A nivel del Estado español, el incremento ha sido cercano al 14%, con precios superiores a la media en Madrid, la Comunidad Valenciana y Aragón. Aunque los precios actuales son los más altos de la serie histórica, los cálculos del Banco de España indican que, ajustados por inflación, los precios son un 14,7% inferiores al techo alcanzado durante la burbuja inmobiliaria en el tercer trimestre de 2007. Desde la pandemia (2019), los precios han seguido subiendo mientras el poder adquisitivo ha disminuido un 1,8%.

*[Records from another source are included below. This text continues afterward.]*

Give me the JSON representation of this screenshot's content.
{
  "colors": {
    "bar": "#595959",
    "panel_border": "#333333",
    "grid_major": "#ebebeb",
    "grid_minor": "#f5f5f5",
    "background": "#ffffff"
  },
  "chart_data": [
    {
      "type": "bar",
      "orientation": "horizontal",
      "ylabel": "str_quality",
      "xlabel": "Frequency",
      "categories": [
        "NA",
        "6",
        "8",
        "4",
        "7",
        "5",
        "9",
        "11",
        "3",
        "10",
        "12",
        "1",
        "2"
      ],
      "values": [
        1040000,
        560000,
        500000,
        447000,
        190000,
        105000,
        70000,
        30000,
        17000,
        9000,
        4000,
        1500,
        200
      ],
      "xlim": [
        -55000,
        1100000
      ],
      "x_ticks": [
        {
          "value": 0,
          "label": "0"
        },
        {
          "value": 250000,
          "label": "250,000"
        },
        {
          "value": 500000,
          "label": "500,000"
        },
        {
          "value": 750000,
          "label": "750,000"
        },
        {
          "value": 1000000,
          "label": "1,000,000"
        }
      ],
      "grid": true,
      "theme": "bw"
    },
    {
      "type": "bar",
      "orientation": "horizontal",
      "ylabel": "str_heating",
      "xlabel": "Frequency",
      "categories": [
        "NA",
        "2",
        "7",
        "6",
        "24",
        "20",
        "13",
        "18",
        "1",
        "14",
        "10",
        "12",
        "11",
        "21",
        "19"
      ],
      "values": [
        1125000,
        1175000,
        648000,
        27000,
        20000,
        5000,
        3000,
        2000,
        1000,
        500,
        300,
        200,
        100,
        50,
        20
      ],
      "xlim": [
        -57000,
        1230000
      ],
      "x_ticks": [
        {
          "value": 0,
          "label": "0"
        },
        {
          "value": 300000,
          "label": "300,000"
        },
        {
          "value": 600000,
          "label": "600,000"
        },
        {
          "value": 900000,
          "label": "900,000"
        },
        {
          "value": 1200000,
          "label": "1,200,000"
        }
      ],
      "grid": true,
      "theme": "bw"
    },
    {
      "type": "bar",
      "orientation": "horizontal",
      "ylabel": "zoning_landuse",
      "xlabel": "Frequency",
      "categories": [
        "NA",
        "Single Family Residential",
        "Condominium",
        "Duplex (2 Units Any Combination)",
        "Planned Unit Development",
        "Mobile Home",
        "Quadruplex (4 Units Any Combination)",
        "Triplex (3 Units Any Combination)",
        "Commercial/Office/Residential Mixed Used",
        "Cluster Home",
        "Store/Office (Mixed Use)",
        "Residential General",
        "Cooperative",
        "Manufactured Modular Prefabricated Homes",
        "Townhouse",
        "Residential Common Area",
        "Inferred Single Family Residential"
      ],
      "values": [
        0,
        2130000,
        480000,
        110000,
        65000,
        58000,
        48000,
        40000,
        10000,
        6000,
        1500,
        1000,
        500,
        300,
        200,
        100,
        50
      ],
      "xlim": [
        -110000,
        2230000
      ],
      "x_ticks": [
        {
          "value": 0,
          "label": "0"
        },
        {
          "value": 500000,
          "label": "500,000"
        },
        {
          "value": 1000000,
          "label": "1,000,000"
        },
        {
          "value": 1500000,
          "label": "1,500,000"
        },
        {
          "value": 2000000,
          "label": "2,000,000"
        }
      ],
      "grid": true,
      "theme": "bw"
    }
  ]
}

La estadística también revela los municipios catalanes donde los precios han experimentado las subidas más significativas: Sant Adrià de Besòs, Sant Vicenç dels Horts, Lloret de Mar, Cerdanyola y Figueres.
A pesar de las dificultades de acceso al mercado inmobiliario, las compraventas de inmuebles en Cataluña crecieron un 9% durante 2025, alcanzando un récord de los últimos cinco años con 158.446 operaciones, según el informe del Colegio Notarial de Cataluña. Paralelamente, las donaciones de viviendas entre particulares han alcanzado máximos históricos, con 22.980 operaciones, un 22% más que el año anterior, una tendencia que conlleva una carga impositiva asociada.